Bei Peter ist die Beziehung zur deutschen Herkunft viel enger und intensiver, „mein Ungarndeutschtum prägt mich sehr”, wie er sagt, stammt er doch sowohl mütterlicher- als auch väterlicherseits aus einer ungarndeutschen Familie. Er ist in der Nähe von Budapest aufgewachsen, ging später nach München und arbeitet dort im Marketingbereich.

Sebastian ist in Ungarn aufgewachsen und erst „das Studium hat” ihn „nach Deutschland gebracht”. Nach seinem Abschluss habe er wieder etwas Zeit in seinem Heimatland Ungarn gelebt, ehe er dann nach Österreich ging, um dort „einem meiner Ausbildung einschlägigen Beruf” nachzugehen, wie er sagt.

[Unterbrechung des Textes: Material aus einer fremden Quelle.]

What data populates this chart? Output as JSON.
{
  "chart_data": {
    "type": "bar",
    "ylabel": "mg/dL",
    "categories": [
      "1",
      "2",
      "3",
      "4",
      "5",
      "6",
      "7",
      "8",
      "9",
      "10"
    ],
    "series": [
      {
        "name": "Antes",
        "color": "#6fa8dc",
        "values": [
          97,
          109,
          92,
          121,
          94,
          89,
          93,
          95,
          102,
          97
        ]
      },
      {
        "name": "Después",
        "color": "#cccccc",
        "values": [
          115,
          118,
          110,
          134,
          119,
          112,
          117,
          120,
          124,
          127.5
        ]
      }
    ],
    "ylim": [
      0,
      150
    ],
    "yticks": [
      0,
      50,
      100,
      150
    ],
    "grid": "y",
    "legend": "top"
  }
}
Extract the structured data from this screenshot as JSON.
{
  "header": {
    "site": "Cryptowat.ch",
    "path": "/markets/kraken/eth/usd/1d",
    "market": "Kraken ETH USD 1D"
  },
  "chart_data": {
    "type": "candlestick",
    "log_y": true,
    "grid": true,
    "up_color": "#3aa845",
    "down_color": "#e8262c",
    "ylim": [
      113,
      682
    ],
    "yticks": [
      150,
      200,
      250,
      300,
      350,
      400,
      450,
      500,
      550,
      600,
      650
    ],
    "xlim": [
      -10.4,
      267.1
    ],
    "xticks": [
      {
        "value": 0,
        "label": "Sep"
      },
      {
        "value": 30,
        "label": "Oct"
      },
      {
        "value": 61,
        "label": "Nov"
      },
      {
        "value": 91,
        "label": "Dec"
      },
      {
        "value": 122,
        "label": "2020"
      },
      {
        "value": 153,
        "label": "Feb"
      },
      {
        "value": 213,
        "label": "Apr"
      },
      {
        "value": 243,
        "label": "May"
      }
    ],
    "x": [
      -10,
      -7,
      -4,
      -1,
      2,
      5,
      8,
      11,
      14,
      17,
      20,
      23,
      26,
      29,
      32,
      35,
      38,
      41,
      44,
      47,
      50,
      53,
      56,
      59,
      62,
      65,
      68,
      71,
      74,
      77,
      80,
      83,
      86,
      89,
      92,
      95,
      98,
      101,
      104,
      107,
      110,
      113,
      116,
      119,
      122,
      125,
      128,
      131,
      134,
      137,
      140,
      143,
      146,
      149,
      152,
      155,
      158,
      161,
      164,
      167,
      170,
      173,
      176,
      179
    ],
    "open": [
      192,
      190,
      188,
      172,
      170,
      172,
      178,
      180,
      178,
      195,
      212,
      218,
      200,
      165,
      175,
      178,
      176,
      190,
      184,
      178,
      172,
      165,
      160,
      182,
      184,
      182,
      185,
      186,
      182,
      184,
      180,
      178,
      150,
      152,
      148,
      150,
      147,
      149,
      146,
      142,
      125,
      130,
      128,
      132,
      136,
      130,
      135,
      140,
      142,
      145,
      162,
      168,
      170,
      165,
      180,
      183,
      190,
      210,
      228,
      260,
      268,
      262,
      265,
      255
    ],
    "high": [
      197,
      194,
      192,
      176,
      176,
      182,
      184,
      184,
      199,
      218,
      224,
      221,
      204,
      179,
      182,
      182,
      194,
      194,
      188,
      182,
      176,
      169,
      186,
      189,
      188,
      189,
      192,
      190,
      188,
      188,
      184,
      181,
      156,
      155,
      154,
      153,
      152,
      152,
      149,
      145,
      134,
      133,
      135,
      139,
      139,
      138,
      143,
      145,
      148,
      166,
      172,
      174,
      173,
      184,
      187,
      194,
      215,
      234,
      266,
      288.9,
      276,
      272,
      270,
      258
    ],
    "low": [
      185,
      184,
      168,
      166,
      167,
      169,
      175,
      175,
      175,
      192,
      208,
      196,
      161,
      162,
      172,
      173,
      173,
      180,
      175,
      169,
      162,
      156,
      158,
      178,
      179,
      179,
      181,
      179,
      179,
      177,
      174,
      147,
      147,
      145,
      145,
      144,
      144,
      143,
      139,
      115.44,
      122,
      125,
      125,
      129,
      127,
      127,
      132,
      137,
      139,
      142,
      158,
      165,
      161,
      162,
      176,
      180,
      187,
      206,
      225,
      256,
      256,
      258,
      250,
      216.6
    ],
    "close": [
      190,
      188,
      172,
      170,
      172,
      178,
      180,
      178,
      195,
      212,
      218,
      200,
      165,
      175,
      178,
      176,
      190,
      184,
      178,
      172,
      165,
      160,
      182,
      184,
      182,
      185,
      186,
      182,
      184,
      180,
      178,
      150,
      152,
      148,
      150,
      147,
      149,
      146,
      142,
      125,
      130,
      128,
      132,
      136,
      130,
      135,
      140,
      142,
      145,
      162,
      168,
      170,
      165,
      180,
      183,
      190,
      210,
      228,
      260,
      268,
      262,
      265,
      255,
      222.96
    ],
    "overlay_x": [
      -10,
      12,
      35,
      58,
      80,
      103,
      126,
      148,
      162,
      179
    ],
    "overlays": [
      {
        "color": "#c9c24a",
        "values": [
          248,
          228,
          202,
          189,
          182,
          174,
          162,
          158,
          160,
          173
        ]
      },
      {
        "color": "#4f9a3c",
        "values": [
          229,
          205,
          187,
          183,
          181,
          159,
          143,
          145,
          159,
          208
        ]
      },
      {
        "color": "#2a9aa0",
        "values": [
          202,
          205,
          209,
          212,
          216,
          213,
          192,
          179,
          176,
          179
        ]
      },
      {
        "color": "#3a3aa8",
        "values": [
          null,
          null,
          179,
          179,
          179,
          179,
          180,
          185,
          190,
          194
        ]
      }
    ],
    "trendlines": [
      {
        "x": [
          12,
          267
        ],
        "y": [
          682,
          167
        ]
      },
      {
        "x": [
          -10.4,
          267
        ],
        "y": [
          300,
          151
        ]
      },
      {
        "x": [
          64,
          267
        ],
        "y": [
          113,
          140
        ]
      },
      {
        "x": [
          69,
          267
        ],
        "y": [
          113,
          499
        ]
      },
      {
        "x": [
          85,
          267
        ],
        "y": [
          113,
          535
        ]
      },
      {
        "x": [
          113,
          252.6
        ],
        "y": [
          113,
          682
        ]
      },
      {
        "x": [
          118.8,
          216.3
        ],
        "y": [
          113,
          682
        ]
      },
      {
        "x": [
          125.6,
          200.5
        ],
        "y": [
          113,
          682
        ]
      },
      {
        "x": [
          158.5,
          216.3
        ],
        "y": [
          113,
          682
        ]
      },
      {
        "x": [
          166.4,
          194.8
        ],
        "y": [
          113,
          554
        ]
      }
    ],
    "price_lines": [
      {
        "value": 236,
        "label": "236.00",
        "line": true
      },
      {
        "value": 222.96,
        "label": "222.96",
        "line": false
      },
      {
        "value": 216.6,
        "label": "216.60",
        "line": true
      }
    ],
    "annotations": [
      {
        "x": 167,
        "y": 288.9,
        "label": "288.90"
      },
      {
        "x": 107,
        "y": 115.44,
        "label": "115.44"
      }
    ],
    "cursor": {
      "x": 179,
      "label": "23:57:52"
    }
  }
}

Katharina stammt aus der Nähe von Budapest und ist in einer ungarndeutschen Familie aufgewachsen. Nach eigenem Bekunden ist ihr „der ungarndeutsche Kulturkreis” sehr wichtig, was ihre aktive Mitgliedschaft in ungarndeutschen Kulturgruppen, die auch heute noch währt, zeigt. Die im Bildungs- und Erziehungsbereich tätige Katharina lebt seit einigen Jahren in Bayern und auch dort ist sie nach eigenen Angaben im lokalen Kulturleben aktiv.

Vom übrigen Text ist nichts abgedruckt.